The Gdansk seaport at the coast of Baltic Sea is famous for having been the chaotic hub of Poland’s anti-communist revolt in 1980s led by the dynamic leader Lech Walesa. Gdansk flourished well in the Middle Ages as a key trade link to the external world and the seaport continues to play a crucial role in export-import logistics. The European Solidarity Centre at Gdansk was inaugurated in 2014 and this consists of seven halls marked from A to G in alphabetical order. Visitors can go through the visual presentations of photos and video footages narrating different stages of triumphant rebellion by the dockyard workers, visit the former prison cells and the interrogation rooms and learn about the active revolutionary role played by Lech Walesa. However, the hall G is earmarked for theological theme advocated by the Pope John II of the Vatican City who was born in the city of Wadowice in Poland.

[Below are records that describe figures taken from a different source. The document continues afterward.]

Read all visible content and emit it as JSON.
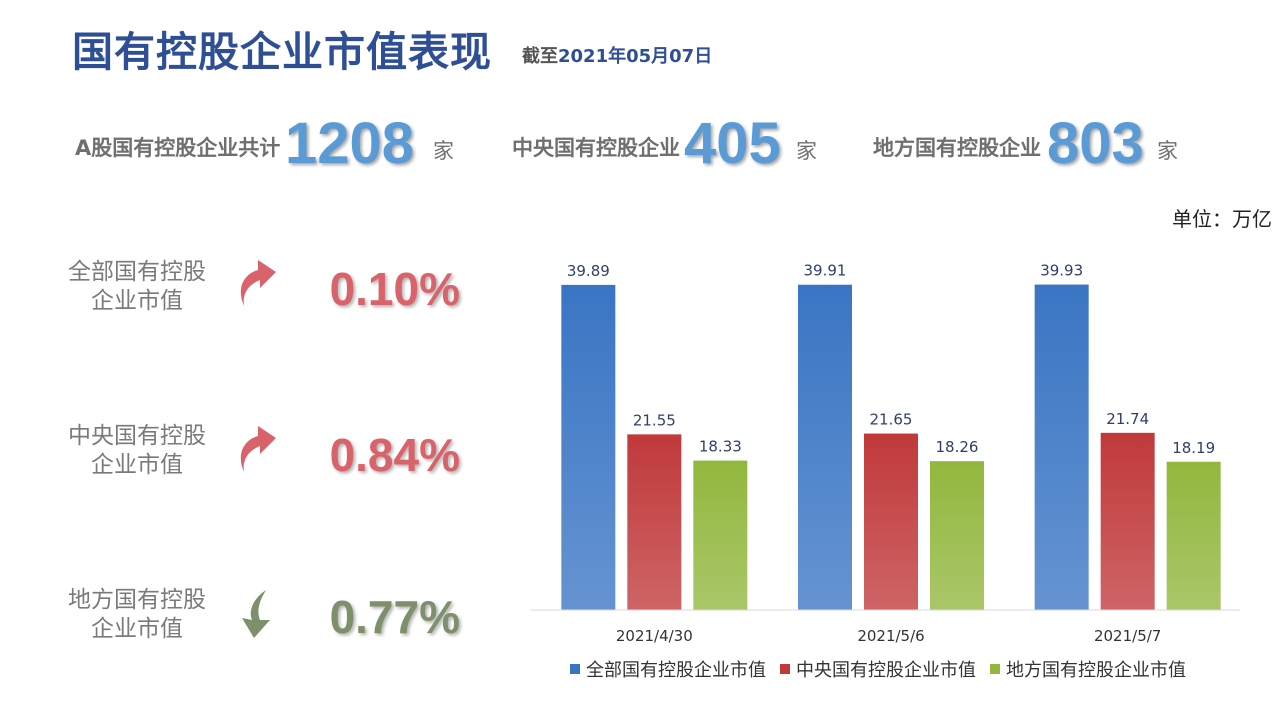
{
  "header": {
    "title": "国有控股企业市值表现",
    "asof_prefix": "截至",
    "asof_date": "2021年05月07日"
  },
  "counts": [
    {
      "label": "A股国有控股企业共计",
      "value": "1208",
      "unit": "家"
    },
    {
      "label": "中央国有控股企业",
      "value": "405",
      "unit": "家"
    },
    {
      "label": "地方国有控股企业",
      "value": "803",
      "unit": "家"
    }
  ],
  "unit_note": "单位：万亿",
  "metrics": [
    {
      "label_line1": "全部国有控股",
      "label_line2": "企业市值",
      "value": "0.10%",
      "direction": "up",
      "color": "#d9636a",
      "icon": "arrow-up-icon"
    },
    {
      "label_line1": "中央国有控股",
      "label_line2": "企业市值",
      "value": "0.84%",
      "direction": "up",
      "color": "#d9636a",
      "icon": "arrow-up-icon"
    },
    {
      "label_line1": "地方国有控股",
      "label_line2": "企业市值",
      "value": "0.77%",
      "direction": "down",
      "color": "#7d8f6b",
      "icon": "arrow-down-icon"
    }
  ],
  "chart_data": {
    "type": "bar",
    "categories": [
      "2021/4/30",
      "2021/5/6",
      "2021/5/7"
    ],
    "series": [
      {
        "name": "全部国有控股企业市值",
        "values": [
          39.89,
          39.91,
          39.93
        ],
        "color": "#3a75c4"
      },
      {
        "name": "中央国有控股企业市值",
        "values": [
          21.55,
          21.65,
          21.74
        ],
        "color": "#c0393b"
      },
      {
        "name": "地方国有控股企业市值",
        "values": [
          18.33,
          18.26,
          18.19
        ],
        "color": "#92b73e"
      }
    ],
    "ylim": [
      0,
      40
    ],
    "grid": false,
    "legend": "bottom"
  }
}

The ghastly massacre, by the German invaders, of about one million Jews and Polish resisters within a period of four years can be evidenced in the memorial and museum at Auschwitz-Birkenau which had been the site for the wicked German extermination camps set up during the World War II. The monument that stands as a testimony for the savage macabre is situated in the city of Oswiecim.
The Rynek Glowny, touted as the Europe’s largest medieval magnificent town square and Poland’s cultural centre, is in the ancient capital city of Krakow that withstood and survived safely the ravage of wartime. The mammoth building complex or the cloth hall houses a lengthy array of vendors’ stalls. St. Mary’s Church is a colossal structure of European architecture, topped by elongated tapering conical tops and crucifixes.
Poland is full of high-tech museums and home to several UNESCO World Heritage Sites. The spectacular Malbork Castle built with red bricks in Gothic style standing by the river Nogat is one of the sites identified by the UNESCO. Notable among such other sites are Wieliczka and Bochnia Royal salt mines, Auschwitz Birkenau (the German Nazi concentration/extermination camp), Old City of Zamosc, Medieval Town of Torun, Churches of Peace in Jawor and Swidnica, Centennial Hall in Warsaw and Wooden Tserkvas churches.
A complete and comprehensive tour in Poland can be extremely exhaustive and elaborate. To get the sense of having visited Poland in its entirety, planning for a trip lasting more than a couple of weeks would be essential.
Poland is a self-contradictory mélange of egregious genocide of historical past, heart-stealing locations of UNESCO World Heritage Sites and the state-of-the-art museums. Poland today remains as one of the best examples that showed resilience to the foreign aggression resulting in large scale aftermath and emerged successfully from the war-torn history in the not-too-distant past and race ahead as an economically developed and progressive country in the world.